Ou 1984

J’en ai assez de ces mensonges. On nous parlait d’une épidémie. Mais le virus était plutôt dans les cerveaux. Le peuple n’avait plus de raison. Il se livrait à une folie destructrice. Ou il se fichait carrément des alertes et des risques. Le système risquait l’implosion ; la finance surtout. Il y avait ces voyous en col blancs, ces milliardaires hypocrites se drapant dans les atours de la démocratie. Des individus prêts à jouer la vie des nations sur un coup de bourse. Il fallait bien que quelqu’un les arrête ; Si ce n’était pas quelqu’un alors quelque chose, un virus.
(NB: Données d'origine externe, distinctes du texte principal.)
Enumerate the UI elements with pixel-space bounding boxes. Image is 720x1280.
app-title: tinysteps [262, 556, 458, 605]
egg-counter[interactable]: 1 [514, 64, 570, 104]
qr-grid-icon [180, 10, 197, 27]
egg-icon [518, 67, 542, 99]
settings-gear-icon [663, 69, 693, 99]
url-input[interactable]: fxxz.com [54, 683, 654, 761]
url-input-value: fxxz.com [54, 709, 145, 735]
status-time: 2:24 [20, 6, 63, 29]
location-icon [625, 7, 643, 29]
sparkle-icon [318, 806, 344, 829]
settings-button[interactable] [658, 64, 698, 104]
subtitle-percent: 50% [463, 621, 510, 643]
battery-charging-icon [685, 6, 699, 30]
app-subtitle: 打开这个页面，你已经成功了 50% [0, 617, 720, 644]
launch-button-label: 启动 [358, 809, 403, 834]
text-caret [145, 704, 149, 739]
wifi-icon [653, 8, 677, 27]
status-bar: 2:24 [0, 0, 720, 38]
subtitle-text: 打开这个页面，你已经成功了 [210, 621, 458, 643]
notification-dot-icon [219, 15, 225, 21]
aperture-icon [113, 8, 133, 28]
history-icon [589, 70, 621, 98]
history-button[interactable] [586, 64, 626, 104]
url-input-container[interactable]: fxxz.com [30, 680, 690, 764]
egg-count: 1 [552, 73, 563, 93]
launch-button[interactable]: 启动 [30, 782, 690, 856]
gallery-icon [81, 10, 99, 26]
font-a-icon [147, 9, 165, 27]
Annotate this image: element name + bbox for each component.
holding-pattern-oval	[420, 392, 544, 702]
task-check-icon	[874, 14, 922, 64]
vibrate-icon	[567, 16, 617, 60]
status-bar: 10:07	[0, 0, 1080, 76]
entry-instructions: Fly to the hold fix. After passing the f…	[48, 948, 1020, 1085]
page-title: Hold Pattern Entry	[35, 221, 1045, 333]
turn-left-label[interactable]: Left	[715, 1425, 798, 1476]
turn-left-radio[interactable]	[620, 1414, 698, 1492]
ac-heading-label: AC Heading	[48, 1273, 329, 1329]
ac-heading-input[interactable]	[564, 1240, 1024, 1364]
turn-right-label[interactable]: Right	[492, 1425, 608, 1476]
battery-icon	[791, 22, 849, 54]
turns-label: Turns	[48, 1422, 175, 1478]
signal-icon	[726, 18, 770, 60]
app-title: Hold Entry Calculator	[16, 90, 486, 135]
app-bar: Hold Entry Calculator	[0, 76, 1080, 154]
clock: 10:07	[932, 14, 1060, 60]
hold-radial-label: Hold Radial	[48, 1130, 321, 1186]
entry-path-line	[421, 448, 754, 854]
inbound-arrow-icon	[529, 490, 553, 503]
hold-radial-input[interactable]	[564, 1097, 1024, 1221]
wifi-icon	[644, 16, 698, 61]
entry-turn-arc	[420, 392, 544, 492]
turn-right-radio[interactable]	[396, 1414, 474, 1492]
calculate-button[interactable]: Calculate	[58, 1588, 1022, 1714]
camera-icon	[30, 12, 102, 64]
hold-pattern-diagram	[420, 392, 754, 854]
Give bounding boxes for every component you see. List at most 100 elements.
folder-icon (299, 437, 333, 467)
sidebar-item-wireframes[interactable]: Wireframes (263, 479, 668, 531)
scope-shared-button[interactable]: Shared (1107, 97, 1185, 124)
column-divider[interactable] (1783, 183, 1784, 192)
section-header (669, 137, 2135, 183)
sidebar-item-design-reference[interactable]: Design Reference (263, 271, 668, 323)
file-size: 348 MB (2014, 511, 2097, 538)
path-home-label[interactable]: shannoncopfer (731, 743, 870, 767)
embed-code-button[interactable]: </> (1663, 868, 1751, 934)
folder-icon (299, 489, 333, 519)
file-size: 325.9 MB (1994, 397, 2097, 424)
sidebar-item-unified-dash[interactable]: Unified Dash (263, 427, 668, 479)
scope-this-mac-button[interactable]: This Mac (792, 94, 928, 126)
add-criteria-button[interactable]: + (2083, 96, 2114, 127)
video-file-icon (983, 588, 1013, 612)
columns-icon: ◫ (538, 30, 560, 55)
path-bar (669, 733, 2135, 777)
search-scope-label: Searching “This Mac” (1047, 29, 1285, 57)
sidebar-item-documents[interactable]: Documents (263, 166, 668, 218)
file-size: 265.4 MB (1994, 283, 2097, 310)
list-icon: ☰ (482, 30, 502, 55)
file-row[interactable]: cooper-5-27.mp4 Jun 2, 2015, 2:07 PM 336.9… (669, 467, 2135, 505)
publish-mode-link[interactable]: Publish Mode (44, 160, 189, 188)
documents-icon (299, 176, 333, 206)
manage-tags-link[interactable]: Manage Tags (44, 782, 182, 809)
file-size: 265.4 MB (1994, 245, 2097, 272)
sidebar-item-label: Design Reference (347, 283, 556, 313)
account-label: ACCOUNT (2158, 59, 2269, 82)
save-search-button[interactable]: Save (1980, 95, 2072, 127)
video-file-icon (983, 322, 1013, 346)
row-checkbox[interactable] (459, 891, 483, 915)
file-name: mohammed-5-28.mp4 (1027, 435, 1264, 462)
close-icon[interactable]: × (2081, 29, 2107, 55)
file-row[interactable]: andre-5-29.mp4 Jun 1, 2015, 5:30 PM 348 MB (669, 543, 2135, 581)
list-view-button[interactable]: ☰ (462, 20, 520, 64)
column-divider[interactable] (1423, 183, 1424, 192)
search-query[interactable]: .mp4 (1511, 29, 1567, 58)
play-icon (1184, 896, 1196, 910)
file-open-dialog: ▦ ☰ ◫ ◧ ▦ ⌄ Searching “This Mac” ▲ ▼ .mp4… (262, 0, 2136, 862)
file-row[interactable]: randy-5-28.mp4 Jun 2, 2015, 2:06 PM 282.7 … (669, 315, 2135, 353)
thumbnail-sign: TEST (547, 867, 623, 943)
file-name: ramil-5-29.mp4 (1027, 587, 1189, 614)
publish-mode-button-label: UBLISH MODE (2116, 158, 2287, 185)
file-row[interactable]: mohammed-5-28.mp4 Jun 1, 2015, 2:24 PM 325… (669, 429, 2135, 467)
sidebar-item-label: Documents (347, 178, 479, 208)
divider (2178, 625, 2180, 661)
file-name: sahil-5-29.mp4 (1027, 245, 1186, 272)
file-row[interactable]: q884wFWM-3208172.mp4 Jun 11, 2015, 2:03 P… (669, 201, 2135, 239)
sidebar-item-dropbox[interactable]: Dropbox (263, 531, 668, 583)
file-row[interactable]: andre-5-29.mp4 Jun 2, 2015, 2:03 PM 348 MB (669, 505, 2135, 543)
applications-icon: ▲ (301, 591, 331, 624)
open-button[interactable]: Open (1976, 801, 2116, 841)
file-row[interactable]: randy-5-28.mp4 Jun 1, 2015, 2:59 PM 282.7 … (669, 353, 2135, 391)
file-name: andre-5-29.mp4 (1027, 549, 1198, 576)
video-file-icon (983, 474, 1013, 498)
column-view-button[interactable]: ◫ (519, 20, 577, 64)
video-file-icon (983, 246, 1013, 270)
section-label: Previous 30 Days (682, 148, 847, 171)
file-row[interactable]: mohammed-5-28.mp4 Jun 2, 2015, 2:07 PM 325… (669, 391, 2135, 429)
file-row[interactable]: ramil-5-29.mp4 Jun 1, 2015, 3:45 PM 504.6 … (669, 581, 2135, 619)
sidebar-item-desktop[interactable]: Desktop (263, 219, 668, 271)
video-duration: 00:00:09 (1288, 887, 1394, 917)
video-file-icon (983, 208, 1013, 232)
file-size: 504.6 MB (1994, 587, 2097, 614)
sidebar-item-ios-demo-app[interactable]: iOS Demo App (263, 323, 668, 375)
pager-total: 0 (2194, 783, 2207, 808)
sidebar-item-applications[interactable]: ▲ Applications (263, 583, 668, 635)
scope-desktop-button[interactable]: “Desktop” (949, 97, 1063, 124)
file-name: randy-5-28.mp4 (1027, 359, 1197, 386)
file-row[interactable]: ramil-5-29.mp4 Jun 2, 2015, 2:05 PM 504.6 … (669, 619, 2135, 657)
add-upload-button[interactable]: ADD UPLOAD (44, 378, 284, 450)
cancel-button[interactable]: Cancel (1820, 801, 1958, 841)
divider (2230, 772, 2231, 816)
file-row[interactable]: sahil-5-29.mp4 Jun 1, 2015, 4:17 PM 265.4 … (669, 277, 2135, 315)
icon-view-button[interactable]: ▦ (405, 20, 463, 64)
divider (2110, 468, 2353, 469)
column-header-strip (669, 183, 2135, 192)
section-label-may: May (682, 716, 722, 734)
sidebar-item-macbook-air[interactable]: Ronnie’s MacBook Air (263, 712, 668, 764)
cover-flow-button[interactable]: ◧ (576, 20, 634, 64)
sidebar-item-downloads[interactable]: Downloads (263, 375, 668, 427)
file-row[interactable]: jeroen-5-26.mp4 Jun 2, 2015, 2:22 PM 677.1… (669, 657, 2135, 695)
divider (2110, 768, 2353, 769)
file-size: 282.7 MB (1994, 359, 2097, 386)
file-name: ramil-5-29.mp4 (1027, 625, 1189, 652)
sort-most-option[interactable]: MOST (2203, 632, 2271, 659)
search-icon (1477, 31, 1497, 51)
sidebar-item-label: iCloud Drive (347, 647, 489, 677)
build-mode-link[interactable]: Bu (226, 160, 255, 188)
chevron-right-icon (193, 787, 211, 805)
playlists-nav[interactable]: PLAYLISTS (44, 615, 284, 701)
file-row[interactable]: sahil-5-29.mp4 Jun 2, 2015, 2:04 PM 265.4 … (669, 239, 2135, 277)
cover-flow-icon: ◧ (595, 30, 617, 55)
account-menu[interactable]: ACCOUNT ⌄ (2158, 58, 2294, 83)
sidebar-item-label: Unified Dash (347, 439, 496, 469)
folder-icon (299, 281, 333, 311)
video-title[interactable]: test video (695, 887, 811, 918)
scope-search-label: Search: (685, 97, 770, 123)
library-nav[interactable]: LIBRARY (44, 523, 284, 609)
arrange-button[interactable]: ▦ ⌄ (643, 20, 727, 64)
Nous en avions assez de ces donneurs de leçons, de ces révolutionnaires de salon, de ces pères la morale.

Il fallait un vent de révolte, un coup de balai pour que les peuples puissent enfin respirer, contempler la couleur du ciel, boire l’eau des rivières sans s’empoisonner. Il fallait un vent de révolte pour enfin prendre conscience de soi, décrocher son regard des écrans hypnotiques pour voir la vie en face.

La vie en face, celle de son voisin qu’on ignore, celle du mendiant qui n’a plus rien à perdre que sa vie ou sa santé. Là, nous étions tous à la même enseigne. Le virus n’épargnerait personne. Était-il si létal que ça ? Les informations étaient contradictoires. Nous entendions tout et son contraire. La contagion gagnait les esprits. Les gens devenaient fous. La peur rend fou ; elle pousse à l’irrationalité. On ne croit plus en rien ou on ne sait plus qui ou quoi croire. La confusion doit être suffisamment bien entretenue afin de perturber la raison. Moins les gens réfléchissent, moins ils raisonnent, plus ils perdent tout sens critique.

Il faut maintenir le sentiment de peur. La peur permet de dominer, de soumettre ; c’est le sous-maître. Grâce à la peur, celui qui s’en sert peut obtenir ce qu’il veut, la docilité. Les gens avaient peur. Ils se ruaient dans les commerces pour faire des provisions au cas où… Au cas où quoi. On parlait d’une chose ou d’une autre ; tout semblait si confus, si contradictoire. D’un côté rassurant, le lendemain on agitait la menace d’un couvre-feu, la fermeture des écoles et des lieux publics, tout en laissant ouvert les commerces de première nécessité. On ne reportait pas les élections. Le pouvoir a besoin de la légitimité ; il se moque de la santé de son peuple. D’un côté rassurant, de l’autre côté menaçant. Et les gens dans tout ça ? Ceux qui pensent que le bonheur est avant tout matériel, quitte à s’entretuer pour un paquet de chips en promotion ou le dernier gadget technologique. L’humanité est-elle tombée si bas ? Depuis quand le bonheur se décline-t-il pas l’accumulation de richesses ? Est-ce l’image que nous renvoie cette société ? Consommez pour être heureux. Prenez du plaisir avec les loisirs. Laissez-vous hypnotiser par la télévision. Est-ce ça le message ?

Je suis inquiet. Non pour un virus mais pour les dommages collatéraux. Il serait temps que ce virus réveille nos consciences pour bâtir un nouveau monde.